Coravel’s first lease carries a 140MW test

Coravel’s first lease carries a 140MW test

ACS and GIP’s Coravel platform has secured a 140MW hyperscale lease in Texas, with expansion rights covering a further 100MW.

Coravel’s first lease carries a 140MW test
Summary
  • Coravel’s first major lease covers 140MW of critical IT capacity across three facilities.
  • The customer holds expansion rights over another 100MW and two further buildings.
  • The project tests a vertically integrated model combining investment, development, construction, and operations.

ACS and Global Infrastructure Partners have secured a 140MW hyperscale lease for their Coravel data centre platform, turning the joint venture’s first major customer into a large delivery obligation through 2028.

ACS Group and Global Infrastructure Partners will provide the capacity across three purpose-built facilities at a Dallas–Fort Worth campus. The unnamed customer also holds expansion rights covering another 100MW across two additional buildings.

Turner, the ACS-owned construction business, will lead delivery, with service dates staggered through 2028. The programme requires land development, utility infrastructure, building construction, mechanical and electrical installation, controls integration, and commissioning to advance in parallel.

A signed customer replaces one risk with another

The lease gives Coravel an anchor customer before the campus is complete, reducing uncertainty over future occupancy and strengthening the case for project financing. It also creates contractual exposure if power, equipment, construction, or commissioning falls behind.

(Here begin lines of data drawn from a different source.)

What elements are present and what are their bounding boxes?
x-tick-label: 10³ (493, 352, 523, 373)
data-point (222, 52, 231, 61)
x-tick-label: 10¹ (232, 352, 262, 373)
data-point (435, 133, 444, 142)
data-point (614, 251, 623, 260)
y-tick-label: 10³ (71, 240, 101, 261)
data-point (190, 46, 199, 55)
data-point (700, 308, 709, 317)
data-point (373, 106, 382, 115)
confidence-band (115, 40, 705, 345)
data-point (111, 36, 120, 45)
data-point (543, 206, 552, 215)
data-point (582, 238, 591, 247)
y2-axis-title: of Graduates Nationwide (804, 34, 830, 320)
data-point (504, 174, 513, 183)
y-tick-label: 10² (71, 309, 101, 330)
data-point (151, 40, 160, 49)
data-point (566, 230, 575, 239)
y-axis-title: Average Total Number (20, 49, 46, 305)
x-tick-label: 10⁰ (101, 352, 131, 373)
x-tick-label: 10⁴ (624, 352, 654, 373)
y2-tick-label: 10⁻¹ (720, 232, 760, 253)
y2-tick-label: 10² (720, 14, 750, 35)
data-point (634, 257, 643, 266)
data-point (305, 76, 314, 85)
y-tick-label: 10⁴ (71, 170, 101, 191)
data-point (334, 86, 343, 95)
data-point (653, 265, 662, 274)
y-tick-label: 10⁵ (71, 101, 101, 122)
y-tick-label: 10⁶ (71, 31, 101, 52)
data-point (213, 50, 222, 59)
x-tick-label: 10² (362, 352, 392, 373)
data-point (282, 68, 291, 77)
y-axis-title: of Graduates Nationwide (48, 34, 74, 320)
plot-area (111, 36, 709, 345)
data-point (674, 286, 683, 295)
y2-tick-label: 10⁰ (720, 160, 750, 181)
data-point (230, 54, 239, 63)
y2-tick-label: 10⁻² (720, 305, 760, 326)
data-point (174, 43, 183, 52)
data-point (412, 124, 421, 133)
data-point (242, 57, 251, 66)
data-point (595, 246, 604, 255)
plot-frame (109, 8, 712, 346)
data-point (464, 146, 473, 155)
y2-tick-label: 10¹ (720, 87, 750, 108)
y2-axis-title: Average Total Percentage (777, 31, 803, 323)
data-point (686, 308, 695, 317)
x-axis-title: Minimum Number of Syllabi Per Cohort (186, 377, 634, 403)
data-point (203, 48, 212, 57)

The 140MW figure refers to critical IT load. Utility demand will be higher once cooling, pumps, lighting, controls, electrical losses, and other building systems are included. The final connection size will depend on the design efficiency and operating conditions, while the 100MW option requires the campus electrical system to accommodate a larger eventual build-out.

Coravel is owned equally by ACS and GIP, combining construction and development capability with long-duration infrastructure capital. Its first lease will test whether that structure can reduce handovers, standardise procurement, and maintain programme control across several buildings.

Integration can speed decisions because the developer, investor, and principal construction organisation operate within one platform. It can also concentrate the consequences of delay, since fewer contractual boundaries sit between a construction problem and the customer commitment.

Turner brings experience of large North American data centre programmes, but delivery will still depend on specialist mechanical and electrical contractors and global equipment manufacturers. Transformers, switchgear, generators, cooling plant, busways, controls, and commissioning engineers remain exposed to long lead times and competition from other campuses.

Texas becomes the template for a global platform

The first contracted project is in the United States, although Coravel’s development portfolio spans Europe, North America, and Australia. ACS and GIP launched the platform with approximately 1.7GW under development, later referring to a broader pipeline extending beyond that initial portfolio.

Design, procurement, and customer requirements established in Texas are likely to inform future European projects. Standardised components can reduce engineering and purchasing costs, but local planning, grid, water, emissions, and heat-reuse requirements prevent a campus design from being transferred without modification.

European developments commonly face longer grid queues and more restrictive generator, noise, and water conditions. A building can be completed before utility power is available, forcing phased energisation or redesign around smaller blocks of capacity.

ACS’s construction businesses give the platform direct visibility of labour, equipment pricing, and programme risk, while GIP can structure capital around long-duration customer contracts. That combination allows Coravel to pursue development earlier in the cycle than a contractor working only after the design and finance are settled.

The model also needs clear governance. Related-party construction and service contracts must show that costs, procurement, change orders, and operating decisions are managed for the project rather than used to transfer revenue among group businesses.

The lease terms have not been disclosed. Minimum commitments, service credits, utility-delay provisions, expansion deadlines, and customer termination rights will determine where the commercial risk sits if the campus does not progress as planned.

Commissioning three facilities for one hyperscale customer requires consistent controls, security, testing, and operating procedures. Shared substations, network routes, cooling systems, or control platforms can create failure domains across more than one building if they are not isolated correctly.

Coravel has secured the customer demand needed to underpin the campus. The platform’s first test is now physical: converting 140MW of contracted IT load into energised, cooled, commissioned, and operational capacity within the promised sequence.